PORT-AU-PRINCE - Heavy rain drenched earthquake survivors in the tent camps of the Haitian capital on Thursday, bringing a warning of fresh misery to come for the 1 million people living on the streets.
First light of dawn revealed the sodden bedsheets some residents are using for shelter sagging under the weight of the rain and residents milling in puddles on the pavement of the main city square in Port-au-Prince after an overnight downpour.
While the rain could wash away some of the dust from the hundreds of collapsed structures in the stricken city, it could also worsen a fierce blight of mosquitoes.

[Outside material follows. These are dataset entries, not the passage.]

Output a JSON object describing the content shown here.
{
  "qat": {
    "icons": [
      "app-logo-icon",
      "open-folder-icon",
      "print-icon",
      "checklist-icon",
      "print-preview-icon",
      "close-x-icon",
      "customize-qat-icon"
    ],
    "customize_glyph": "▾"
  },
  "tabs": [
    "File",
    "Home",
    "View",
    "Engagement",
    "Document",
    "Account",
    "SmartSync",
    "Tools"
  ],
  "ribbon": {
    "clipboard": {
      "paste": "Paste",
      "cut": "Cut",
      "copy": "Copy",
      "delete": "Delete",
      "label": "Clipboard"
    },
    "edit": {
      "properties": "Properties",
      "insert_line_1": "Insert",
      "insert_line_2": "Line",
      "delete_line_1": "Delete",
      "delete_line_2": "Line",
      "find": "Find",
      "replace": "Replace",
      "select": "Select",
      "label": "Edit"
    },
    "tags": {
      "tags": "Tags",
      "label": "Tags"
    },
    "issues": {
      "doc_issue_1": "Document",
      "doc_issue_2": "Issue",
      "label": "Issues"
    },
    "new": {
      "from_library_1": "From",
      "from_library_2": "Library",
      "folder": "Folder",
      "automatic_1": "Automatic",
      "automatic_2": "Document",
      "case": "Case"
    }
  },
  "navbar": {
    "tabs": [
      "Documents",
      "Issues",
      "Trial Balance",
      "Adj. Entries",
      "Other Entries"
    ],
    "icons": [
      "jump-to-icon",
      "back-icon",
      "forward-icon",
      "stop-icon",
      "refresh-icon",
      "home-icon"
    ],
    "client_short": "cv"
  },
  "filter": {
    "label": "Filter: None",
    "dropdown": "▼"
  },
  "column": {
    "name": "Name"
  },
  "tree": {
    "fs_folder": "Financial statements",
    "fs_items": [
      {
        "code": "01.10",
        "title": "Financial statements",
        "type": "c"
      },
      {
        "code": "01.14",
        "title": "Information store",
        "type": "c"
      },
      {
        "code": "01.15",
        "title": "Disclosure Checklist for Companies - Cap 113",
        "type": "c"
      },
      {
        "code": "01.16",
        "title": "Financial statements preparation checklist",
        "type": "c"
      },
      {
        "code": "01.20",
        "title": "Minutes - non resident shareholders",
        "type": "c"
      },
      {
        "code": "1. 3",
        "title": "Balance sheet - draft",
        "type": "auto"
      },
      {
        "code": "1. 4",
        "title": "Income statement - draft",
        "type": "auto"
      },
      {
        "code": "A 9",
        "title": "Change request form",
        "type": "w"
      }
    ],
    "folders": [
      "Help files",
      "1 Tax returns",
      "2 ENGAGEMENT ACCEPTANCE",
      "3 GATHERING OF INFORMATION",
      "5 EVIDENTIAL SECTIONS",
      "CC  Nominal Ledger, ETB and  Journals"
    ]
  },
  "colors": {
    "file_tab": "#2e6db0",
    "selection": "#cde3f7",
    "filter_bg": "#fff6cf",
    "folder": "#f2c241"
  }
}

Nearly a month after a magnitude 7 earthquake shattered the capital of the Caribbean nation of 9 million people, Haiti is in a race against time to move survivors from the rudimentary shelters they have fashioned out of plastic sheets, bedsheets and panels of corrugated zinc into more substantial shelters.
The tropical rainy season could start within weeks, and the Caribbean hurricane season begins on June 1, with the drainage canals of the capital choked with trash and earthquake rubble. Impoverished Haiti has been virtually stripped of trees and is prone to deadly flash floods and mudslides.
"When the rainy season starts, it's not that people will get wet, but that they will get washed away," said Alberto Wilde, country director of the U.S.-based Cooperative Housing Foundation, which is trying to provide temporary shelters for quake survivors.
The January 12 quake, Haiti's worst natural disaster, killed 212,000 people and wrecked 250,000 homes, according to the government.